At different tables around the world you will find unique interpretations of dishes that contain certain ingredients to start the New Year off right!  It is all about honey, sugar or fresh fruit for sweetness, lentils for prosperity, greens like cabbage or kale for the color of money, rice or potatoes for sustenance, almonds for good health, seafood or pork (since fish swim and pigs eat moving forward) for an abundant bountiful future and a sip of something special to toast family, friends and happiness. Here’s an inside peek into some international tasty traditions of countries visited by Regent Seven Seas Cruises®.
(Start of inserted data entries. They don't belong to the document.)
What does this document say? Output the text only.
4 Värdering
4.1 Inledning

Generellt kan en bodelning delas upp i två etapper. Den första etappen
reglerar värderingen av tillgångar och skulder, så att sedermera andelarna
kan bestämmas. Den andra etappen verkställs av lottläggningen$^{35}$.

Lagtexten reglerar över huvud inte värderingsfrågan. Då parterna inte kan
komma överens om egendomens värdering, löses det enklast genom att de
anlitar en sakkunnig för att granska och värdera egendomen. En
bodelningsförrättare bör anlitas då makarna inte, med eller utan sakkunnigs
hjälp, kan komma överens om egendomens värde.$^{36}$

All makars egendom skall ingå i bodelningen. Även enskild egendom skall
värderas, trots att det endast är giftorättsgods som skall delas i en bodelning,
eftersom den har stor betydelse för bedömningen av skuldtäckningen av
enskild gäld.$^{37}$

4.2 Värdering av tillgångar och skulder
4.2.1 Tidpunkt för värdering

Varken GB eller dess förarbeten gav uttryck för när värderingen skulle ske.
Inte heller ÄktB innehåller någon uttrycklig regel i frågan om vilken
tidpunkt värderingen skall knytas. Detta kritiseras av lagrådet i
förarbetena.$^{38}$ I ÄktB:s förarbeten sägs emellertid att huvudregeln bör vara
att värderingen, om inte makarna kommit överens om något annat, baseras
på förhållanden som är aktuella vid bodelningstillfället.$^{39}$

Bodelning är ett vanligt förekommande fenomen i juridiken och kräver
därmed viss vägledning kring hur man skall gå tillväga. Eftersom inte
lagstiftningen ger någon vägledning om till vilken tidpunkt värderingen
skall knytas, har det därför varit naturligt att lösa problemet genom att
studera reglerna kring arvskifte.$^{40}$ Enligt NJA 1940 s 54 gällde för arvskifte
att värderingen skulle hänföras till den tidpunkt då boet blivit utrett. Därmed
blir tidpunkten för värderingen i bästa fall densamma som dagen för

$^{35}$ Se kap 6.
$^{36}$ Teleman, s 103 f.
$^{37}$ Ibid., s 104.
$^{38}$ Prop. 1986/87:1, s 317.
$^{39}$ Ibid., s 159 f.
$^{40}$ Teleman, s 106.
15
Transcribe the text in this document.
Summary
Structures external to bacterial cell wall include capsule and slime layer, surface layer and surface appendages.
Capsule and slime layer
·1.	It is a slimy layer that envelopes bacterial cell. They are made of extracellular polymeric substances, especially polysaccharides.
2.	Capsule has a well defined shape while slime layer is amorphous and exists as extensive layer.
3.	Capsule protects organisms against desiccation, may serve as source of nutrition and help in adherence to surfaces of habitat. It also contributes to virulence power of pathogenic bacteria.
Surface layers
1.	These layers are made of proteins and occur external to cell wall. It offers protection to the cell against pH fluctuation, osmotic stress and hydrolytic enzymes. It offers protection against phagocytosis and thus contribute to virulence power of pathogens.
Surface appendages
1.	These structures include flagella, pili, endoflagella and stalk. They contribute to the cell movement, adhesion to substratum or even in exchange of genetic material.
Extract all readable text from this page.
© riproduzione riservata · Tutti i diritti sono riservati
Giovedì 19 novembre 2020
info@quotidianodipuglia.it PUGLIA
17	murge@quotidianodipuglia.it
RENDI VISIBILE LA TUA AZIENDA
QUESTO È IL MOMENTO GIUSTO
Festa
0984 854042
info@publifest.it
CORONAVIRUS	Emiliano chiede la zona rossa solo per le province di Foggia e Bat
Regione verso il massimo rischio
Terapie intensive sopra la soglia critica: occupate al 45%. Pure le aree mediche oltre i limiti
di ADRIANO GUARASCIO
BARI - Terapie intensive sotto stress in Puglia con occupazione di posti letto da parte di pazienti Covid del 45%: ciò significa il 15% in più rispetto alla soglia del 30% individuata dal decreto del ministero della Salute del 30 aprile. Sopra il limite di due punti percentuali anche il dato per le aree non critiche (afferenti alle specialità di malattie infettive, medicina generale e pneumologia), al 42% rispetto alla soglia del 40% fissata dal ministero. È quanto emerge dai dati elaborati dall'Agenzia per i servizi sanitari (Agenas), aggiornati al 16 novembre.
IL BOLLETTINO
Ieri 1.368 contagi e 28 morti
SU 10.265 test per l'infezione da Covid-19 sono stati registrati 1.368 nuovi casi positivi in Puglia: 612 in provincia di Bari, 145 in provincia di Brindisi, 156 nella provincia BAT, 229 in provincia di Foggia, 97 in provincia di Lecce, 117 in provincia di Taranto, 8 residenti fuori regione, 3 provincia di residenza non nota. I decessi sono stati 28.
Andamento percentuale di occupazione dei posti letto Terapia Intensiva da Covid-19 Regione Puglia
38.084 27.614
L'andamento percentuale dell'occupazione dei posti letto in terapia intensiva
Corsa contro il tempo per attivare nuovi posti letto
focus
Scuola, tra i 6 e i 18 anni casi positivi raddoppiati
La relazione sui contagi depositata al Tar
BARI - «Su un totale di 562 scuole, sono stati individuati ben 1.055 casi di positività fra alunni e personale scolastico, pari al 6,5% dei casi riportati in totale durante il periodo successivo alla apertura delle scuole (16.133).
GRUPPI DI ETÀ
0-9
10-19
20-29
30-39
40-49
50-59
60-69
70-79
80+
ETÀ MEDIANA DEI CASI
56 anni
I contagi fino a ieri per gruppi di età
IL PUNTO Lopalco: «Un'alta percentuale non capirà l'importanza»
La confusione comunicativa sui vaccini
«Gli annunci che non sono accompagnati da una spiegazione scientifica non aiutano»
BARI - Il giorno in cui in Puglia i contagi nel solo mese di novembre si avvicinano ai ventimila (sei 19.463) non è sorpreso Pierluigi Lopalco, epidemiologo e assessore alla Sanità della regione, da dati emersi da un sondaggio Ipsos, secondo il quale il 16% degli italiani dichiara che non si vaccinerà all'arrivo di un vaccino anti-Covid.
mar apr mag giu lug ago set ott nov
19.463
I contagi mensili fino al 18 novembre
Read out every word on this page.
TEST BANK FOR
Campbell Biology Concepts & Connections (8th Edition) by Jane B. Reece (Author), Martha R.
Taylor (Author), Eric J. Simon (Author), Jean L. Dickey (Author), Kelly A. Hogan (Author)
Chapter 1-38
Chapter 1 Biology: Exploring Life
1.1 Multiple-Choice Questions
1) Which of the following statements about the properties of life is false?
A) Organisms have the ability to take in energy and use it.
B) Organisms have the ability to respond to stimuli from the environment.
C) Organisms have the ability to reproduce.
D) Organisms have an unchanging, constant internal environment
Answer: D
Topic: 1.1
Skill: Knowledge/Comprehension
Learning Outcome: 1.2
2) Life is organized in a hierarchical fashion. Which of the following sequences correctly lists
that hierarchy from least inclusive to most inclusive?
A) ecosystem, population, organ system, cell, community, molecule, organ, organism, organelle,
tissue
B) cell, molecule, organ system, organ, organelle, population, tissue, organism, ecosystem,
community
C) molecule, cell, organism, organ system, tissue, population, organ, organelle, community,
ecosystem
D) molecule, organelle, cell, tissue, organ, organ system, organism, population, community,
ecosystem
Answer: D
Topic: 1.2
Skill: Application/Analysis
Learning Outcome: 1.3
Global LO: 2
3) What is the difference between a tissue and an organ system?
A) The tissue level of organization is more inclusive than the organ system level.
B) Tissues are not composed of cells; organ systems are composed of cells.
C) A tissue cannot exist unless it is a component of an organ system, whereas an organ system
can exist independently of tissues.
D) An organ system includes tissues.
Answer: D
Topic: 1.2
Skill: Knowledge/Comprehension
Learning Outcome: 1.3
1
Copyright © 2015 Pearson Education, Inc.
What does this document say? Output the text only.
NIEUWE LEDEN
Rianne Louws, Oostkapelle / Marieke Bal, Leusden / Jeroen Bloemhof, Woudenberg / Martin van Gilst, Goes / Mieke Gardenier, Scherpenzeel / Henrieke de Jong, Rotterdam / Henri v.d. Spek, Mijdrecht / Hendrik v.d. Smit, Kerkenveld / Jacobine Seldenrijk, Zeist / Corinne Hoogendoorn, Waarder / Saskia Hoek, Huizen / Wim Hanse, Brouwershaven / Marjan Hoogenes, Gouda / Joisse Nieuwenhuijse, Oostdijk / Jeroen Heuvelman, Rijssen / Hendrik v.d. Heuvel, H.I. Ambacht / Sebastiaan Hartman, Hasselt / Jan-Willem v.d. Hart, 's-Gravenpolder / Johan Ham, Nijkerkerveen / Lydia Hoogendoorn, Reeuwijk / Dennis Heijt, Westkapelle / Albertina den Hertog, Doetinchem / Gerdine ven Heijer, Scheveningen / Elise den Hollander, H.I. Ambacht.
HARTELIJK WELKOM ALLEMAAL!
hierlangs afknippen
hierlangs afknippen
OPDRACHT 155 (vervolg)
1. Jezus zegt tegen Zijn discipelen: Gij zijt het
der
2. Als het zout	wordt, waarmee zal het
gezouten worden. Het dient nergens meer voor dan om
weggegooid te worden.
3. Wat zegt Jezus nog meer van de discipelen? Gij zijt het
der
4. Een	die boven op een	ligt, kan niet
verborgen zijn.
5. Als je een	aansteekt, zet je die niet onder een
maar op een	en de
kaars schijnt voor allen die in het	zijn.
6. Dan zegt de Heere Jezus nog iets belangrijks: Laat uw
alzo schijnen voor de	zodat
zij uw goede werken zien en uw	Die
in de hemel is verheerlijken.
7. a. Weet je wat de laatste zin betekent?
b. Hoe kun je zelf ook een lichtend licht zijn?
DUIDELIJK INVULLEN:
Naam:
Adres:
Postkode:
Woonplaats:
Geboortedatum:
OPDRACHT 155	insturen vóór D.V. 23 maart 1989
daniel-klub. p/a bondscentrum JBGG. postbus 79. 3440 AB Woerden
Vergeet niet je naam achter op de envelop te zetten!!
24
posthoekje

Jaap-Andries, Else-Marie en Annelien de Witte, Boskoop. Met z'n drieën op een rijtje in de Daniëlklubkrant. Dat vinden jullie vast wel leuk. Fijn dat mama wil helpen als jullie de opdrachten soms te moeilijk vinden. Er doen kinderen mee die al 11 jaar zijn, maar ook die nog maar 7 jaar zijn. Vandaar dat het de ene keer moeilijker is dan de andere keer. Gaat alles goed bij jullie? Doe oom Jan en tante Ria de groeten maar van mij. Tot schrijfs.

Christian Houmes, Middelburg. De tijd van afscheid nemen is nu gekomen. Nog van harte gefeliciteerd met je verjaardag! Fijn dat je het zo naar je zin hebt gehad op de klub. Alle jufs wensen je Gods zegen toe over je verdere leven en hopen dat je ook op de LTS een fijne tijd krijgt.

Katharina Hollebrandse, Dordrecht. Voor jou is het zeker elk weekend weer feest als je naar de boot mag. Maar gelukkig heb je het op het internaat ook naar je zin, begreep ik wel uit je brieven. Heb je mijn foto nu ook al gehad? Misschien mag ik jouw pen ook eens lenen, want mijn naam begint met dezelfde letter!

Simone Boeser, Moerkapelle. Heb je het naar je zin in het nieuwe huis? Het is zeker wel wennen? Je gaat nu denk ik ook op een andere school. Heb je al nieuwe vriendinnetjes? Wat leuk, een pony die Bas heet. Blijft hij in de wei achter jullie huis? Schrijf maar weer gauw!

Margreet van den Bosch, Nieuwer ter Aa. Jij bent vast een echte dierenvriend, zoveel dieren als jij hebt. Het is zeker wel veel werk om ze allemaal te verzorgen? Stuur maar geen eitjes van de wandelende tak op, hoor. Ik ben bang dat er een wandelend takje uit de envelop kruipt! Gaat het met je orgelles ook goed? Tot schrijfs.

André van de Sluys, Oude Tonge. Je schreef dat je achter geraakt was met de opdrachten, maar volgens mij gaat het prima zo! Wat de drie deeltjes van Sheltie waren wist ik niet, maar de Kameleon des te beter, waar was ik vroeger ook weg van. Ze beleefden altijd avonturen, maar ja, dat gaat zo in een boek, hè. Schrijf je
Happy New Year!! Gelukkig Nieuwjaar!! Bonne Annee!! Feliz Ano Nuevo!!

Throughout the Caribbean, the islanders know how to party and celebrate the new year with good food, music, fireworks and dance. The infused cuisine influenced by the French, Spanish, South American, British and Dutch roots always involves fruits, spices, pork and rice. A roasted suckling pig is often on hand or a pastelon (simmering beef or pork casserole topped with sweet mashed plantains, fresh fish with tropical fruit salsas and lots of rice, beans and lentils. A dessert specialty is arroz con leche  (rice pudding) with candied citrus or pineapple. And of course, rum punch is the drink of choice to toast in the new year and beyond!


Kali Xronia!!

Greeks in cities and on islands welcome the new year with a sip of ouzo and a slice of vasilopita, a sweet must have bread made with almonds, cinnamon and lemon zest and containing a baked in coin to be eaten on New Year’s Day. The secret of success in the year ahead goes to the one who receives the slice that has the coin. It is also a day of religious appreciation and renewal as January 1 is St Basil’s Day, the saint who was one of the forefathers of the Greek Orthodox Church.


Xin Nian Yu Kuai!!

Although the Honkongese celebrate Chinese New Year in January or February each year with a variety of fascinating tastes & traditions, citizens of Hong Kong acknowledge January 1 as New Year’s Day internationally. Crowds gather at The Times Square Shopping Mall in the heart of the city for the countdown and dropping of the shimmering ball at midnight to emulate the ball in New York’s Times Square Firecrackers shot over the harbor are meant to keep evil spirits away. On the food front meals include sweet dumplings with lychee paste, lin gou (sticky rice cakes), cha siu( bbq pork) or pig trotters. Green vegetables like celery, spinach and lettuce symbolize vitality for earning money and oranges and red apples are colors equated with happiness


Buon Natale!!

In every city from Rome to Naples, Florence to Venice, Siena, Sorrento & Capri, Italians  sip sparkling prosecco (sparkling Italian wine), eat sausage or roasted pork, watch fireworks and listen to music in the city or village square. They also exchange gifts in silver or gold as a sign of good fortune in the year to come. The pasta of choice for good luck is lasagna, a tradition started by the Sicilians who believe, the wide noodle represents a straight path heading into the new year and hearty pork sausage guarantees a bountiful time ahead. And dessert is panetone (sweet cake loaf bread) laden with dried fruit and enjoyed with more prosecco.


S Novim Godom!!

For the Russians at midnight, it is all about singing the national anthem, sipping vodka or champagne and enjoying caviar with a good luck coin in your pocket when the clock strikes twelve on New Year’s Eve.  A bowl of borscht on New Year’s Day is supposed to keep you healthy all year long and bring you much success.

I wish you a delicious and very HAPPY 2013 wherever you may be!